If the active instance needs to complete an orderly shutdown before the inactive instance loads the indices (perhaps due to file validity problems mentioned above), this could also be time-consuming and cause unavailability. If the active instance can't complete an orderly shutdown, you're gonna have a bad time.
There's an app that starts a transaction on SQL Server 2008 and moves some data around. Then, while the transaction is still not committed, the app prints out some labels. It is very important that the transaction is not committed until printing succeeded; if a printing error occurs, everything is rolled back.
Now, the printing engine is a) grew quite huge and complex, and b) is eventually required from lots of places. It is therefore decided to separate the engine and make it a service.
Yes, it is possible to pass all data required for printing from the client app to that server so that the server only prints and is not concerned about databases. However, that would mean leaving piles of code and label templates in each application that requires printing; effectively, very little separation will then occur. On contrary, it would be extreemely efficient (and easier for me to write and maintain) to just pass the IDs of what is required to the service which then would go to the database and get the data. All formats and layouts will be centralized and apps will only ask for 5 delivery notes from print job 12345.
Now, this is not going to happen as the transaction is still not committed at the moment of printing. The service would not be able to read the data, and using READ UNCOMMITTED is not quite an option.
I was going to use the good old sp_bindsession to join the two sessions, app's and service's, but then it is suddenly deprecated and to be removed from future releases. The help suggests I use MARS or distributed transactions instead, but I can't see how they would help.
Any advice?
My gut feeling is that attempting to share a transaction between two processes in this way is not a good idea.
My approach would be to either to pass all data to service, or investigate alternatives to keeping the transaction open for the duration of the printing - would a simpler mechanism (such as an IsPrinted flag for each record) not suffice?
Failing that, the eaisest way I can see of doing this would be to have the printing service pass all of its SQL requests back through to the originating process so that they can be executed in the context of the original transaction.
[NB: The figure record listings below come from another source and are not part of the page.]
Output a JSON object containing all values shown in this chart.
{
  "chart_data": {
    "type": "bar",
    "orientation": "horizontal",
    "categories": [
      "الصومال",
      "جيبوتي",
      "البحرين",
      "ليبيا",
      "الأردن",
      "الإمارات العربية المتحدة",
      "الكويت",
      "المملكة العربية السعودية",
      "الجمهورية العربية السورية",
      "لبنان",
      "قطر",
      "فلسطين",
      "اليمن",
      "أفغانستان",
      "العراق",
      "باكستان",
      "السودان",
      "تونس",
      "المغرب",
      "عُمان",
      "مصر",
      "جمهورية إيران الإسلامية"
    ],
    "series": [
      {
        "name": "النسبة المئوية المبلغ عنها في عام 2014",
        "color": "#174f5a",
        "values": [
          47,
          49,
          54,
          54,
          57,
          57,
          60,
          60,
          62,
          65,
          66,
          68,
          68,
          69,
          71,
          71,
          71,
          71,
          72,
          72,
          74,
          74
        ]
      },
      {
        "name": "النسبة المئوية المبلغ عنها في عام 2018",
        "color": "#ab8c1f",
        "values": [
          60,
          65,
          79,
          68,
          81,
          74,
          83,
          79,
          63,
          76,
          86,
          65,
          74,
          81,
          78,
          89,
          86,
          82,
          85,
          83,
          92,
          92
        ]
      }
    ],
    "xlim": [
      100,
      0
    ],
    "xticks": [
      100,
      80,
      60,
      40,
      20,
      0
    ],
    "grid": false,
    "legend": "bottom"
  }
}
Only sp_getbindtoken/sp_bindsession can do what you ask, and it is deprecated and will be removed.
In theory you should use short transactions, represent the 'printing' state as a committed state, and have compensating actions if the print fails. Also if the printing engine is exposed as a service, it should be autonomous and receive as a message all data it needs to print (like label templates). I understand this is easy for me to to say but may be a major undertaking on the product.
For the moment I think your best bet is to use the session binding tokens. Altough I have to call out that leaving transactions open for the duration of physical operations (printing) is a very bad practice.